(1) Yoshinori OHSUMI 大隅 良典
(a) Another way to transliterate the name is Yoshinori ŌSUMI (both Ō and OH signal a long vowel of "O").
(b) Japanese-English dictionary:
* nori 典 【のり】 (n): "rule; law"
* sumi 隅 (P); 角 【すみ】 (n): "corner; nook; recess"
(2) Press Release. The Nobel Prize in Physiology and Medicine 2016.
https://www.nobelprize.org/nobel ... tes/2016/press.html
Figure 1 shows that in a human, an autophagosome (including things to be degraded) fuses with a lysosome (containing enzymes to degrade). But a yeast has a vacuole (equivalent to lysosome, containing enzymes) INTO which an autophagosome will enter. Figure 2 (left panel).
But, the 2004 Nobel prize winners in medicine (on proteosome which degrades individual proteins) "did not explain how the cell got rid of larger protein complexes and worn-out organelles." Here is the contributionof profgessor Ohsumi.
In 1963, Christian de Duve
https://en.wikipedia.org/wiki/Christian_de_Duve
coined the term "autophagy" to describe the recycling of "larger protein complexes and worn-out organelles," which turns out to be conserved from yeast to human. Professor Ohsumi did the work to tease out the mechanism, sequences, and genes (hence proteins) involved in autophagy, in yeast.
(3) In his own words. This is the only recent review of his with illustrations.
Kuninori Suzuki and Yoshinori Ohsumi, Current Knowledge of the Pre-Autophagosomal Structure (PAS). FEBS Letters, 584: 1280–1286 (2010) (Review).
http://onlinelibrary.wiley.com/d ... et.2010.02.001/full
(a) Figure 1 tells you that in yeast, a phagosome is created only upon starvation (a yeast in nutrients-rich condition also needs to do autophagy, albeit in a smaller scale and thus with a smaller "cvt vesicle" (see (b) below) for the acronym) which in a sense is similar in terms of mechanism and genes involved). The reasons:
"When yeast cells are challenged by nitrogen-depleted conditions, sporulation and meiotic cell division are induced. It is clear that this remarkable cell differentiation and remodeling process in the absence of nitrogen supply must require bulk protein degradation of a cell's own proteins."
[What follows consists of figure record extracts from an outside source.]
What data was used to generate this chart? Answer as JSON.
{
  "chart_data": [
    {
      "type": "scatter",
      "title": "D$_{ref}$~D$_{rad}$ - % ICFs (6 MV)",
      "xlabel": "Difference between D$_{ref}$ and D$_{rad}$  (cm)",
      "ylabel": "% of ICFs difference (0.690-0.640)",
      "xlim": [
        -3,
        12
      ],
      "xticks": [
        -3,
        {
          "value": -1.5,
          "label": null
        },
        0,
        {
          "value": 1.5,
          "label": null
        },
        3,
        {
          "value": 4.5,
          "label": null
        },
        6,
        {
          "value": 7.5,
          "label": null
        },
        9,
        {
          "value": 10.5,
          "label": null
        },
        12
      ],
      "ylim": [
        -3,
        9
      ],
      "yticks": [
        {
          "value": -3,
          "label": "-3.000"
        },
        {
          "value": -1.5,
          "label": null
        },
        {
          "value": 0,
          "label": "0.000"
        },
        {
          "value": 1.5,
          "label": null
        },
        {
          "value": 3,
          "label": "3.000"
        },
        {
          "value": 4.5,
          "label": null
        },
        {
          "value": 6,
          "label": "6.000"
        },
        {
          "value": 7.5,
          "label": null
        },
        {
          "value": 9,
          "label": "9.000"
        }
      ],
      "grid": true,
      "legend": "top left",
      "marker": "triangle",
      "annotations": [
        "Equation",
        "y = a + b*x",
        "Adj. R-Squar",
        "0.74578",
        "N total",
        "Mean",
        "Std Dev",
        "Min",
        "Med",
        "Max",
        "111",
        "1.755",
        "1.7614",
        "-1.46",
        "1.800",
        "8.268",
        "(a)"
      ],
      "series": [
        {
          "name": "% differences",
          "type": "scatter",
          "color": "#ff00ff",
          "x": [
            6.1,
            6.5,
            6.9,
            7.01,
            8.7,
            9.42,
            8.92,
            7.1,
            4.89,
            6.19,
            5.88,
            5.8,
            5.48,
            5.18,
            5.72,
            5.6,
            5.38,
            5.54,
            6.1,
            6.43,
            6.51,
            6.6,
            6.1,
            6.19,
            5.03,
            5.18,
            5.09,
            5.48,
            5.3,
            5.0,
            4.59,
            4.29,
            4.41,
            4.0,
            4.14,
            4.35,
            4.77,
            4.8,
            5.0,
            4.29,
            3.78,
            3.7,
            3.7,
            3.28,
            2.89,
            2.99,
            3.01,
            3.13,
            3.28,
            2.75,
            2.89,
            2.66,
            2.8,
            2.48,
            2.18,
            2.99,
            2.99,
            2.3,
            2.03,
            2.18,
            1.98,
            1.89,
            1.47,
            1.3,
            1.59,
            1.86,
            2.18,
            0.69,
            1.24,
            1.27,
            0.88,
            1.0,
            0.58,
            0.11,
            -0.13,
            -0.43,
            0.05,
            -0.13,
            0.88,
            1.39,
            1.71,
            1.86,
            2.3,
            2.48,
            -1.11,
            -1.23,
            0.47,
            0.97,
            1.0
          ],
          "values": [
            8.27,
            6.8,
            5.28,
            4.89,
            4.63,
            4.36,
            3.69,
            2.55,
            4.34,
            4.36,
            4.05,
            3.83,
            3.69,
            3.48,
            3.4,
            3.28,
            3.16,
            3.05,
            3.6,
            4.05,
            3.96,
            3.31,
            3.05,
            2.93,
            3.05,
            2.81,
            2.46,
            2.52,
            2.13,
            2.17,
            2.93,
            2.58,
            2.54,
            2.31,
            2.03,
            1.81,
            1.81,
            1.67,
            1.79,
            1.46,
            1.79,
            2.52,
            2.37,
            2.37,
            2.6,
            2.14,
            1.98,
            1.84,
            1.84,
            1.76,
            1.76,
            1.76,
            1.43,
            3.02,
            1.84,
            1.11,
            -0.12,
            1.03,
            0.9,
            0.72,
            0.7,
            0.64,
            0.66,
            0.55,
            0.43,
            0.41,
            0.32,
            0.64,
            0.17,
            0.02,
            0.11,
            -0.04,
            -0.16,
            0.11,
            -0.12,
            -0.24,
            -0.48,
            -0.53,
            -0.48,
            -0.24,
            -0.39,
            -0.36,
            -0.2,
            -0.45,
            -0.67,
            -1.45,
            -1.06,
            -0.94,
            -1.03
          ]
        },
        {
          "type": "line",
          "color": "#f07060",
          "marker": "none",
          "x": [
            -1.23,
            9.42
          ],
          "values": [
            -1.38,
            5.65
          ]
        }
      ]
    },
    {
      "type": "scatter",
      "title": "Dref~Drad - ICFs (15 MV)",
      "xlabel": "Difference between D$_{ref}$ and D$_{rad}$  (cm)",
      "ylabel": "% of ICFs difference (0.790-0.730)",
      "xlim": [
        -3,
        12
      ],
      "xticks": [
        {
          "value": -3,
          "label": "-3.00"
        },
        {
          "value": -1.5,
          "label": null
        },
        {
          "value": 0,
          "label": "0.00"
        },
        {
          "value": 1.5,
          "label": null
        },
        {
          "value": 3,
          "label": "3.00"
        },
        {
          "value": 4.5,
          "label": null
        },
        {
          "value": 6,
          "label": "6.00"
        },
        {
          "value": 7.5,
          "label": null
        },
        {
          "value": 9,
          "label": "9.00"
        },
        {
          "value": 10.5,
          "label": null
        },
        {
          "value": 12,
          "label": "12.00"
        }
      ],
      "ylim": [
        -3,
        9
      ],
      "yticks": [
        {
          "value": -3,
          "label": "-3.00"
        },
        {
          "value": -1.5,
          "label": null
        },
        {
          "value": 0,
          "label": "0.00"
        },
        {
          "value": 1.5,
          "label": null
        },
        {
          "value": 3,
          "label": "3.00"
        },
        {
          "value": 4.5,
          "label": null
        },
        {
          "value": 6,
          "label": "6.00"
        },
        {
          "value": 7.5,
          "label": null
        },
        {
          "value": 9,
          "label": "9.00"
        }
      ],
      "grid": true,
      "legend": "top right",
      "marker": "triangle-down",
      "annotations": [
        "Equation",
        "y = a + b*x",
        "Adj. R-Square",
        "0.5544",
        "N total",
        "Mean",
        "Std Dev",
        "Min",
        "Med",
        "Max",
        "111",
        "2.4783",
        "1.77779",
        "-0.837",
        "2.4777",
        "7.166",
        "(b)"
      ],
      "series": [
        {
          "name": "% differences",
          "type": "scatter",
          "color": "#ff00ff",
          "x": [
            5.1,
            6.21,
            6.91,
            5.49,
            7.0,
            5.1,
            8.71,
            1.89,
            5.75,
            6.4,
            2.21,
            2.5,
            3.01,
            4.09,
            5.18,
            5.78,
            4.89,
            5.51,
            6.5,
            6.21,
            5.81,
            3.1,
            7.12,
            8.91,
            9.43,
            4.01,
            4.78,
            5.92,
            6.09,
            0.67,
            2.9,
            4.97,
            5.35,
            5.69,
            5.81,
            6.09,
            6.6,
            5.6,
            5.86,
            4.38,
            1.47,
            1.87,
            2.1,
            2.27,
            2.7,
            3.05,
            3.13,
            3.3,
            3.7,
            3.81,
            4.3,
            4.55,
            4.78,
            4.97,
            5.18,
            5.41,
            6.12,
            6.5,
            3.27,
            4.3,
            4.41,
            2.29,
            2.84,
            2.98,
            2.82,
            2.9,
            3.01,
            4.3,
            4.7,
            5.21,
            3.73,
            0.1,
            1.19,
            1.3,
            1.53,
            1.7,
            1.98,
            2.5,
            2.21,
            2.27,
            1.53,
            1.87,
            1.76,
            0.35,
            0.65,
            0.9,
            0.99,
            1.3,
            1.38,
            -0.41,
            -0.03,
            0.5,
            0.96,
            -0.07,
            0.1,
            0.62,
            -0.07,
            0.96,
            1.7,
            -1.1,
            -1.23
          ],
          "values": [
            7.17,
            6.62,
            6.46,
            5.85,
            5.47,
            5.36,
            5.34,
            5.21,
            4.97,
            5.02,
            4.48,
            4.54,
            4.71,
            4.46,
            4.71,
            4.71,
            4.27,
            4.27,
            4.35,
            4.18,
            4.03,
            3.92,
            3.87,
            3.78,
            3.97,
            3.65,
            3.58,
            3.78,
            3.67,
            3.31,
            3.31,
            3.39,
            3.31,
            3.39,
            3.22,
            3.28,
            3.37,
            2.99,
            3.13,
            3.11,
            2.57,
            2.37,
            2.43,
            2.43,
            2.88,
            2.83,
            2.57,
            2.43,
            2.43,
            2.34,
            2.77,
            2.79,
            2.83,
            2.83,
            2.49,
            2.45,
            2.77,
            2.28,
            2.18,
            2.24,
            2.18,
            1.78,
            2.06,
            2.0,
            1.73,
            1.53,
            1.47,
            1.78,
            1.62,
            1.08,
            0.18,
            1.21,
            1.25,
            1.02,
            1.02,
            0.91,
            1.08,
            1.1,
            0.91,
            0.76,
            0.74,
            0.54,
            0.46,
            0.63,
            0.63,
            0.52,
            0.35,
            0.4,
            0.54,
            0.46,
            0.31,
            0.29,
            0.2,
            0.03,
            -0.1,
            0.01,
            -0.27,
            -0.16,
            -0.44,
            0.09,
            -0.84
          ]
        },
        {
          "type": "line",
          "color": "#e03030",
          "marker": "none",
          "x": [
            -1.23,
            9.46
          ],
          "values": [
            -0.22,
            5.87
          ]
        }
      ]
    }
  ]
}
Yoshinori Ohsumi, Historical Landmarks of Autophagy Research. Cell Res 24: 9–23 (2014).
https://www.ncbi.nlm.nih.gov/pmc/articles/PMC3879711/
In other words, in nitrogen-depleted conditions (ie, starvation; proteins contain nitrogen, but not sugar or oil), a yeast survives by turning into haploid spores.
(b) Paragraph 1 in section 2
(i) first explains what cvt stands for: "cvt (cytoplasm-to-vacuole targeting)."
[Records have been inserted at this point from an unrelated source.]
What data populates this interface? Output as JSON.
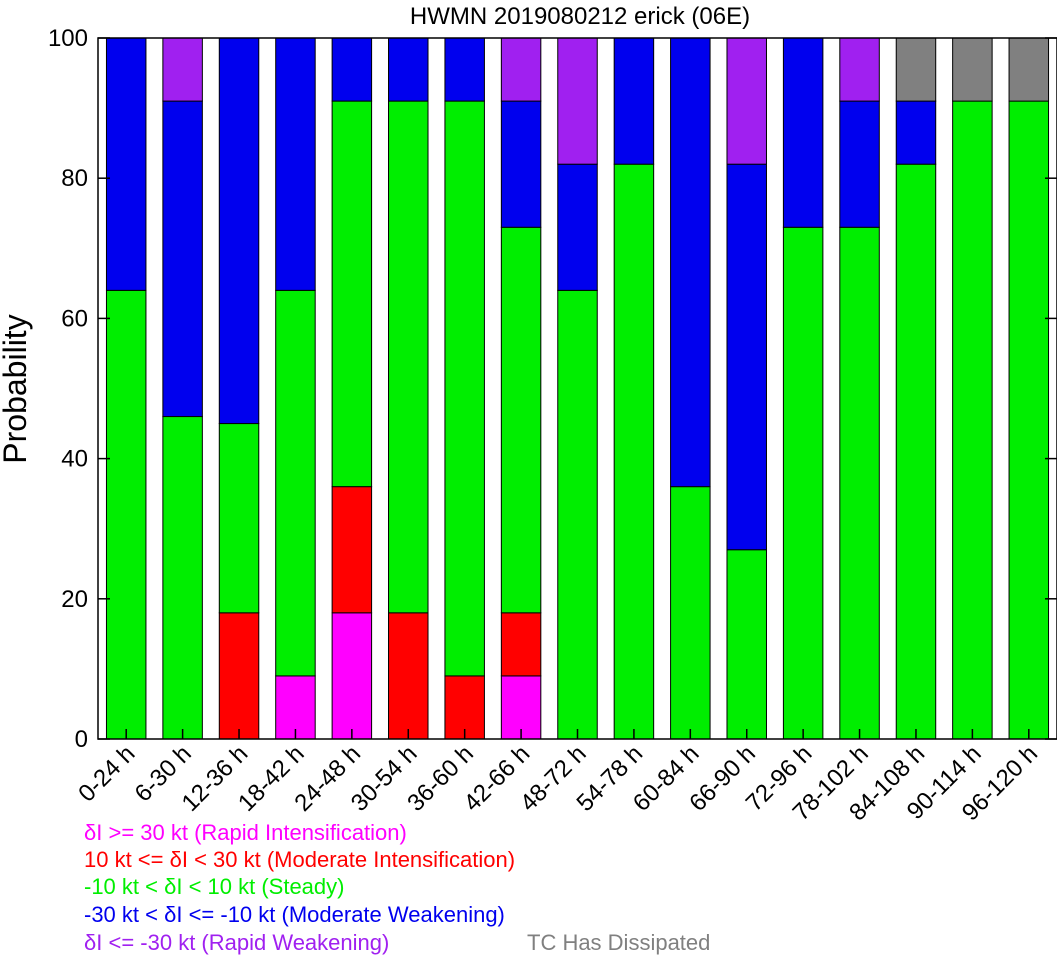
{
  "chart_data": {
    "type": "bar",
    "stacked": true,
    "title": "HWMN 2019080212 erick (06E)",
    "ylabel": "Probability",
    "ylim": [
      0,
      100
    ],
    "yticks": [
      "0",
      "20",
      "40",
      "60",
      "80",
      "100"
    ],
    "categories": [
      "0-24 h",
      "6-30 h",
      "12-36 h",
      "18-42 h",
      "24-48 h",
      "30-54 h",
      "36-60 h",
      "42-66 h",
      "48-72 h",
      "54-78 h",
      "60-84 h",
      "66-90 h",
      "72-96 h",
      "78-102 h",
      "84-108 h",
      "90-114 h",
      "96-120 h"
    ],
    "series": [
      {
        "name": "δI >= 30 kt (Rapid Intensification)",
        "color": "#ff00ff",
        "values": [
          0,
          0,
          0,
          9,
          18,
          0,
          0,
          9,
          0,
          0,
          0,
          0,
          0,
          0,
          0,
          0,
          0
        ]
      },
      {
        "name": "10 kt <= δI < 30 kt (Moderate Intensification)",
        "color": "#ff0000",
        "values": [
          0,
          0,
          18,
          0,
          18,
          18,
          9,
          9,
          0,
          0,
          0,
          0,
          0,
          0,
          0,
          0,
          0
        ]
      },
      {
        "name": "-10 kt < δI < 10 kt (Steady)",
        "color": "#00ee00",
        "values": [
          64,
          46,
          27,
          55,
          55,
          73,
          82,
          55,
          64,
          82,
          36,
          27,
          73,
          73,
          82,
          91,
          91
        ]
      },
      {
        "name": "-30 kt < δI <= -10 kt (Moderate Weakening)",
        "color": "#0000ee",
        "values": [
          36,
          45,
          55,
          36,
          9,
          9,
          9,
          18,
          18,
          18,
          64,
          55,
          27,
          18,
          9,
          0,
          0
        ]
      },
      {
        "name": "δI <= -30 kt (Rapid Weakening)",
        "color": "#a020f0",
        "values": [
          0,
          9,
          0,
          0,
          0,
          0,
          0,
          9,
          18,
          0,
          0,
          18,
          0,
          9,
          0,
          0,
          0
        ]
      },
      {
        "name": "TC Has Dissipated",
        "color": "#808080",
        "values": [
          0,
          0,
          0,
          0,
          0,
          0,
          0,
          0,
          0,
          0,
          0,
          0,
          0,
          0,
          9,
          9,
          9
        ]
      }
    ]
  }
}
(ii) "Subsequent analysis revealed that the APG, AUT, and CVT genes largely overlap. Recently, the apg, aut, cvt, and other genes essential for selective organelle degradation have been unified as ATG (autophagy-related) to avoid confusion."
So you just have to learn ATG genes, and the proteins they produce (their functions, too).
(c) Read the paragraph before Figure 2, Figure 2 itself (including its caption).
(d) Read the the paragraphs below Figure 2.
The third paragraph mentions E1, E2, and E3. For these, go to ubiquitin
https://en.wikipedia.org/wiki/Ubiquitin
(read paragraph 1 and the first sentence of paragraph 2, of Introduction; the illustration in section 5 Ubiquitination)
Consequently, autophagy involves unique proteins (from some ATG genes) but also shares some proteins with those discovered by 2004 Nobel laureates.